When she turned back to us, her eyes were veiled and dark. Her tough-girl stance disappeared for a split second, and I saw only fear and hurt on her face.
I didn’t like the images that were suddenly flooding into my head. I didn’t want to know what could have caused the pain I saw in her expression.
“Why don’t we focus on what we’re going to do here? It doesn’t matter who has suffered more so far. Let’s focus on how to keep us all from suffering going forward.” I turned toward the dronelike faces beside me in the van. “Girls, there are more of us than them.”
The girl with the pixie cut turned back to me, this time anger glinting in her eyes. She whispered fiercely, her
lips twitching.
“Shut up! If you try to incite a revolution, they will tell on you in six seconds flat. They are dying to inform. Then they get an entire day off. An entire day without anyone touching them at all. So shut the fuck up.”

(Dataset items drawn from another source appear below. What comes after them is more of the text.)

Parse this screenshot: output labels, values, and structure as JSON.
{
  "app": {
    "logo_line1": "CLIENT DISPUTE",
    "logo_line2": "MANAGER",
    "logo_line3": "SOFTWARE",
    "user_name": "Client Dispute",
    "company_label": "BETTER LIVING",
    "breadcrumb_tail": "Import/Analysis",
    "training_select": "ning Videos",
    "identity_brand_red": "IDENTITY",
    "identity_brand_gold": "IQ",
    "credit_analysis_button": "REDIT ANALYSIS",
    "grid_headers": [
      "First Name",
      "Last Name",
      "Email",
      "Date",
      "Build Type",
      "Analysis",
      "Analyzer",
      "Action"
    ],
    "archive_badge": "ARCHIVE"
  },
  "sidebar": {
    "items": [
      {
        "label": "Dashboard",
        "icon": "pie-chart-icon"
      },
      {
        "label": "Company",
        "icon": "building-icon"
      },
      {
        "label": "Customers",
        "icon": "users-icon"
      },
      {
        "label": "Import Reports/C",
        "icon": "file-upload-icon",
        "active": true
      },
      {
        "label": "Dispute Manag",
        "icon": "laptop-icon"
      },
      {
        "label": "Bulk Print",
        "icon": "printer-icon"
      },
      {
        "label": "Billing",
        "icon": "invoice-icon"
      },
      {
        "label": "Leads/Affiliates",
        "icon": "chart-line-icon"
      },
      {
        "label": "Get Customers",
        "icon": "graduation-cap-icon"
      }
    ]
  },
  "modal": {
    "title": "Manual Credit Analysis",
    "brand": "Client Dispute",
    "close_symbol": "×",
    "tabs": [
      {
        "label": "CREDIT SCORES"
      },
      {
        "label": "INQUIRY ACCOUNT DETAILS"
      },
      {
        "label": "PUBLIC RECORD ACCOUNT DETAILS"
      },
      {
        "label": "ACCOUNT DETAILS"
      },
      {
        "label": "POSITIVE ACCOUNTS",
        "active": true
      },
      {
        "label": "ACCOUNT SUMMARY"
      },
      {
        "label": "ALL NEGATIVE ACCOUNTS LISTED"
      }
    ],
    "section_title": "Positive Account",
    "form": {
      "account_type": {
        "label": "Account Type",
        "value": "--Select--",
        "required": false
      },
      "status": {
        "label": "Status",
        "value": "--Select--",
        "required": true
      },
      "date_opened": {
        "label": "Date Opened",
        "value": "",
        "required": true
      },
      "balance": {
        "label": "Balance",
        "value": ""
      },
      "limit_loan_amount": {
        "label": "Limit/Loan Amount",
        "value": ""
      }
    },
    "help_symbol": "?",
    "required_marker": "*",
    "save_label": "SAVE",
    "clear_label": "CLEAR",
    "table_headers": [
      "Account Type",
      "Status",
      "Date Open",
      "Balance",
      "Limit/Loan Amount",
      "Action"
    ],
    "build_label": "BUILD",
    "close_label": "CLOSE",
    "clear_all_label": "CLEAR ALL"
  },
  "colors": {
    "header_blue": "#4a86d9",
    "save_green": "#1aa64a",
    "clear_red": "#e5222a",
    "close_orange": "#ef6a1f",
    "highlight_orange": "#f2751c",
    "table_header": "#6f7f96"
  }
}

I looked at the girl in disbelief, and then at Tracy, hoping she would take this point to heart. I had never done anything that bad. I wanted her to understand: this is what suffering can do to you. But Tracy’s face was as impassive as a statue’s.
The girl abruptly stopped talking.
In the silence, as the van rumbled through the night, I thought about what this girl had told us, and my calm started to evaporate. My heart was pounding so hard, I thought it would beat right out of my body.
After a few more hours, when the dawn was just breaking, the van made a sharp turn and bumped hard along what must have been a dirt road. The van swayed side to side, creaking noisily until it slowly pulled to a halt. Tracy and I jerked to attention, and Tracy poked the girl’s leg to wake her up. She slowly shook her head to pull herself out of her haze. She looked bewildered at first, but then, recognizing us, she nodded.
Tracy bent toward her, whispering, “By the way, what’s your name?”
“Huh?” the girl muttered, seeming confused. I wondered if she’d forgotten it in all this.
“What’s your name?” Tracy asked again.
“Oh, yeah, that.” She smiled at us, gaps and all. “No one’s asked me that for a while. My name is Jenny.”
Jenny. The name gave me a jolt of courage. I looked at Tracy and saw my own determination reflected back in her face. We braced ourselves for the moment the door would open.
CHAPTER 30
We sat for a long time as the van idled, our seats vibrating slightly beneath us. The engine went dead. The front doors opened and slammed shut. Then it was quiet. Too quiet. Five minutes went by. Ten.
Our arms taut, we gripped the cold vinyl beneath us, waiting. Someone lifted the exterior handle of the cargo doors once, but nothing happened. Then the driver’s-side door creaked open one maddening inch at a time. It was as if they were taunting us. We sat perfectly still, listening, and then it came. The sudden, dull click of the lock. They were coming for us.